I’ve kind of become used to my life as Jes — writing esoteric articles, chatting in person and online with like-minded souls, having telepathic conversations with Asher about other dimensions, and promoting the book I wrote about this ‘secret life’ of mine.

There are times, though, when that other life — the Not-Jes one with Not-likeminded family members and friends — comes and taps me on the shoulder. That’s what’s been happening for a few days.

Suddenly the cottage becomes a holiday home to my child, my child’s partner, and their four children.

My child says, nonchalantly, “Oh yes, you’ve done a book. I’d forgotten.”
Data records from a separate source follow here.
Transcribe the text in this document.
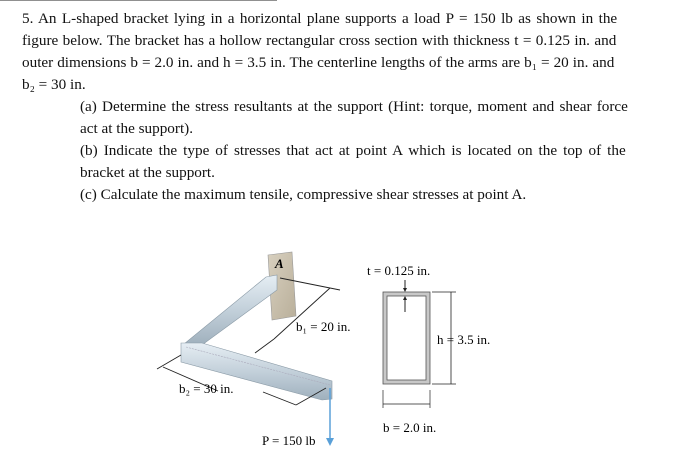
5. An L-shaped bracket lying in a horizontal plane supports a load P = 150 lb as shown in the
figure below. The bracket has a hollow rectangular cross section with thickness t = 0.125 in. and
outer dimensions b = 2.0 in. and h = 3.5 in. The centerline lengths of the arms are b₁ = 20 in. and
b₂ = 30 in.
(a) Determine the stress resultants at the support (Hint: torque, moment and shear force
act at the support).
(b) Indicate the type of stresses that act at point A which is located on the top of the
bracket at the support.
(c) Calculate the maximum tensile, compressive shear stresses at point A.
A
b₁ = 20 in.
b₂ = 30 in.
P = 150 lb
t = 0.125 in.
h = 3.5 in.
b = 2.0 in.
The partner starts to ask me about it, while my child shoots him a ‘don’t get her started’ look.

We tramp the tourist sites together. Most of those are spiritual centres, steeped in myth and legend; I live in that sort of place. The partner embraces it and heads off to test out his new dowsing rods. His teenage kids do likewise. They wander into town to have tarot readings and auras photographed.

My child steers my grandchildren toward charity shops and toyshops.

I stand uncertainly between two worlds and try to stick to being Mum and Grandma. I love them madly. I listen to tales of school trips and camping expeditions. I read bedtime stories and cook huge meals. I resist the urge to talk about what I’ve been doing lately.

I think I managed, on the whole. True, I did get excited about a step-grandchild’s gloriously violet aura photo and led them all into some of the better crystal shops, but by and large I stayed as close to my child’s idea of normal as I could.

Come the evenings, my mind was far too addled and earthbound to reach up to connect with Asher’s. Last night, after I’d waved the family off on their long journey home, he reached down to me just enough to suggest I should lay down and sleep while he sent energy.

My dreams were wonderful and filled with healing. Some smiling shamanic figure dressed in red and gold danced around me as I lay there, feeling my energies return. I woke with the family visit a happy but rather distant memory, and settled back to my kind of normal.

One comment

  1. I love the reality of dampening your own reality for those around you have haven’t yet ‘got it’, for those that haven’t felt it. Your family would be staggered to know that you appear in the world’s #1 podcast in January, that your experience is part of the opening up of the mind of the world to seemingly new discoveries that will see tens of thousands of people understanding the opportunity to believe, love and receive communication for those far more informed than the rest of use. Keep the faith that this will be.